Nuova diga, Pirondini e Traversi: “Genova rischia di diventare obiettivo sensibile?”
“Preoccupa sempre più la ‘febbre’ da riarmo di Meloni e alleati: se ne stanno inventando di tutti i colori pur di ingrassare il paniere di progetti che possano avvicinare l’Italia al 5% del Pil in spese militari, sul quale la premier si è supinamente piegata”. Lo dichiarano il deputato M5S Roberto Traversi con il senatore M5S Luca Pirondini, che sulla questione annuncia un’interrogazione parlamentare.

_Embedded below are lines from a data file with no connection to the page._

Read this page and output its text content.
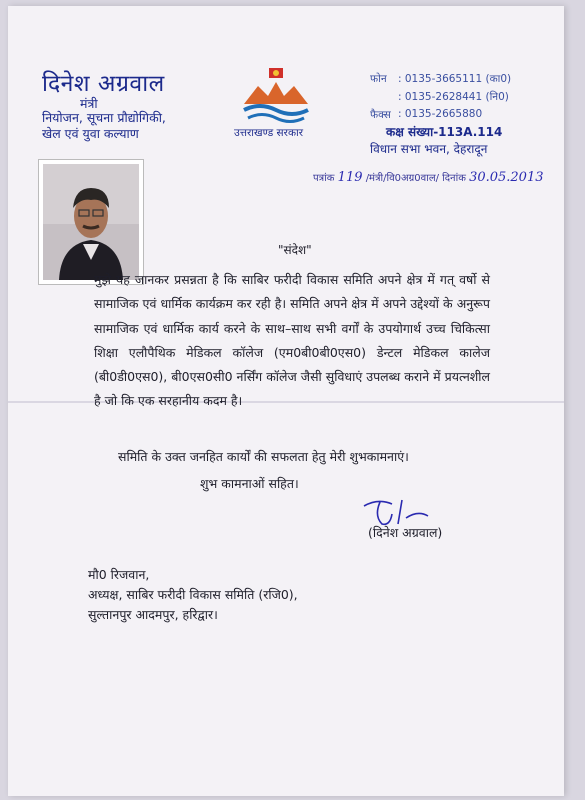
दिनेश अग्रवाल
मंत्री
नियोजन, सूचना प्रौद्योगिकी,
खेल एवं युवा कल्याण	उत्तराखण्ड सरकार
फोन : 0135-3665111 (का0)
: 0135-2628441 (नि0)
फैक्स : 0135-2665880
कक्ष संख्या-113A.114
विधान सभा भवन, देहरादून
पत्रांक 119 /मंत्री/वि0अग्र0वाल/ दिनांक 30.05.2013
"संदेश"
मुझे यह जानकर प्रसन्नता है कि साबिर फरीदी विकास समिति अपने क्षेत्र में गत् वर्षो से सामाजिक एवं धार्मिक कार्यक्रम कर रही है। समिति अपने क्षेत्र में अपने उद्देश्यों के अनुरूप सामाजिक एवं धार्मिक कार्य करने के साथ–साथ सभी वर्गों के उपयोगार्थ उच्च चिकित्सा शिक्षा एलौपैथिक मेडिकल कॉलेज (एम0बी0बी0एस0) डेन्टल मेडिकल कालेज (बी0डी0एस0), बी0एस0सी0 नर्सिंग कॉलेज जैसी सुविधाएं उपलब्ध कराने में प्रयत्नशील है जो कि एक सरहानीय कदम है।
समिति के उक्त जनहित कार्यों की सफलता हेतु मेरी शुभकामनाएं।
शुभ कामनाओं सहित।
(दिनेश अग्रवाल)
मौ0 रिजवान,
अध्यक्ष, साबिर फरीदी विकास समिति (रजि0),
सुल्तानपुर आदमपुर, हरिद्वार।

“Non è bastato - proseguono i pentastellati - il tentativo di inserire alla chetichella un emendamento al DL Infrastrutture per sveltire l’iter di queste spese. O di appiccicare il bollino di “opera strategica militare” al ponte sullo Stretto, un’infrastruttura che al momento non esiste nemmeno su carta, visto che un progetto esecutivo non c’è. Oggi in Liguria il sub-commissario alla diga foranea di Genova ha gettato la maschera: anche a quest’opera, la più imponente e pesante di quelle finanziate con il Pnrr/PNC, vogliono affibbiare il fantomatico bollino “bellico”. E visti i costi elevatissimi dei lavori, nel frattempo lievitati nonostante le rassicurazioni di pochi mesi fa, ciò darà al governo una grossa mano ad avvicinare quel 5%. Con buona pace della città di Genova, che a questo punto rischia di diventare un obiettivo sensibile dal punto di vista militare. L’ossessione della premier per le guerre è sempre più preoccupante. Continuiamo a ribadire che l’opera di per sé ha enormi criticità che non sono mai state correttamente gestite”.
“Se ora verrà anche “tinta” di verde militare, oltre al danno si aggiungerà la beffa. Il governo ha il dovere di chiarire questo disegno surreale”, concludono Traversi e Pirondini.